Pac Man Fever Devastates Sub-Saharan Africa
A recently published report from the World Health Organization warns that a new strain of Circus Consumus, more commonly known as “Pac Man Fever,” could possibly spread beyond sub-Saharan Africa if steps are not taken by the global community to contain the outbreak. The report goes on to say that the disease has driven up mortality rates by as much as 12% in at least thirty of the forty-eight countries that make up the region, with the countries of Zimbabwe, Zambia, Botswana, and Angola being the hardest hit.
On Tuesday morning President Bush pledged over 200 million dollars in aid to local hospitals and clinics in those four countries with the hope that they can stop the spread of the disease. He urged other countries to do the same in his weekly radio address.
“Pac Man Fever is a very serious disease that demands that serious measures be taken,” President Bush said.
The first documented outbreak of Pac Man Fever was in 1980, when thousands of young men and women who frequented Japanese urban centers were hospitalized at an alarming rate, all displaying the same three symptoms: fever, severe insomnia, and an addiction to the arcade game Pac Man. These symptoms were replaced by a full-body rash, organ failure, and, in most cases, death.
Japanese efforts to contain the disease failed, and in 1982 Pac Man Fever spread as far west as New York City. The US Center for Disease Control estimates that as many as 2 million Americans were killed by Pac Man Fever between 1982 and 1986. In 1983, it was discovered that the disease was spread through direct contact with an infected person’s sweat, and that the Pac Man cabinet joystick was the likely source of most infection.
For reasons unknown, Pac Man Fever did not spread through Ms. Pac Man machines.

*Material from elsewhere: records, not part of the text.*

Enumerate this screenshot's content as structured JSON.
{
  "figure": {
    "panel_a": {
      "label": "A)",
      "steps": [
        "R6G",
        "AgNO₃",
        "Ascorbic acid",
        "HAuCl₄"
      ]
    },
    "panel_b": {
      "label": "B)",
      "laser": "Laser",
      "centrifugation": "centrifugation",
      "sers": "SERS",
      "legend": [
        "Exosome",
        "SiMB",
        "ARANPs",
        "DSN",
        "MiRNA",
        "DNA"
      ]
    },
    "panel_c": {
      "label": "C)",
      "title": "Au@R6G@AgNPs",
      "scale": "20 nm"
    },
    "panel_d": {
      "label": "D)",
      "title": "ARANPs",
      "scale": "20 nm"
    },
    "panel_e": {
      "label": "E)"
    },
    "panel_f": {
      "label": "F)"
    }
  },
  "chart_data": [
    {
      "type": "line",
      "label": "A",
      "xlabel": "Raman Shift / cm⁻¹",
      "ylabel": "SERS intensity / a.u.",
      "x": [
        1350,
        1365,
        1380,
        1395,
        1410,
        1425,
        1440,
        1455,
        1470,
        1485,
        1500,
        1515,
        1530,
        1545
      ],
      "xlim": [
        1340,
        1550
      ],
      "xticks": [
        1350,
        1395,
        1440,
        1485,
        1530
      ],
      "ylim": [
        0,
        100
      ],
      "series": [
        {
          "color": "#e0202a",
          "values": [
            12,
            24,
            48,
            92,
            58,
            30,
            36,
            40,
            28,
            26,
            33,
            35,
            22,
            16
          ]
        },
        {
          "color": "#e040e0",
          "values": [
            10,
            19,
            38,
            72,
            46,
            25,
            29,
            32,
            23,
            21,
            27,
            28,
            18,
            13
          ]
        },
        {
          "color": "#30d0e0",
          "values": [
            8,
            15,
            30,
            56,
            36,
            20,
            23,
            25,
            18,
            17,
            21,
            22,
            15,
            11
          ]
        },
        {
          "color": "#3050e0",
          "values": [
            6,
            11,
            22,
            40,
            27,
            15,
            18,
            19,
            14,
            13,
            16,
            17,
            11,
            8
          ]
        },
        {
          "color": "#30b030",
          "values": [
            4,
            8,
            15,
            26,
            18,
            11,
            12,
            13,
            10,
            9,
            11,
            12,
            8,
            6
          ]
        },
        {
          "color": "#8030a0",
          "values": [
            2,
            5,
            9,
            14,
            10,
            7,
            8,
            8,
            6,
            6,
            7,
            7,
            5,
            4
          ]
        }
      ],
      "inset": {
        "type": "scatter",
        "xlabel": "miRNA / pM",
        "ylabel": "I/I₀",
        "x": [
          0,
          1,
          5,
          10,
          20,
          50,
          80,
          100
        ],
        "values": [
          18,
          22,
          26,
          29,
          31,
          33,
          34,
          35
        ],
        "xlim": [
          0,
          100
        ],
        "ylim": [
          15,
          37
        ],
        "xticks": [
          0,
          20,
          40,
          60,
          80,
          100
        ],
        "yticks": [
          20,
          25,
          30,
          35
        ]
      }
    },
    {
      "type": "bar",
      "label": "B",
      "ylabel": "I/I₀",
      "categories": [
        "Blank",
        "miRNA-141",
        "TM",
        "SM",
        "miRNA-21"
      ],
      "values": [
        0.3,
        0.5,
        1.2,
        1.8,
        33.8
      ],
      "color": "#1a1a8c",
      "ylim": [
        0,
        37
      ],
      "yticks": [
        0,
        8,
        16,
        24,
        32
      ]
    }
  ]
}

In Africa, much of the problem stems from taboo. In the most heavily afflicted provinces, it is not culturally acceptable to discuss Pac Man or the disease that bears his name. The game itself has been banned in most African countries since 1998.
Despite being banned and condemned by religious leaders who claim that the game promotes gluttony and trivializes the spirit world, lines to play the one Pac Man machine still operating in Harare have grown exponentially over the past two weeks.
The current high score on the machine is 1,101,099 by YUY.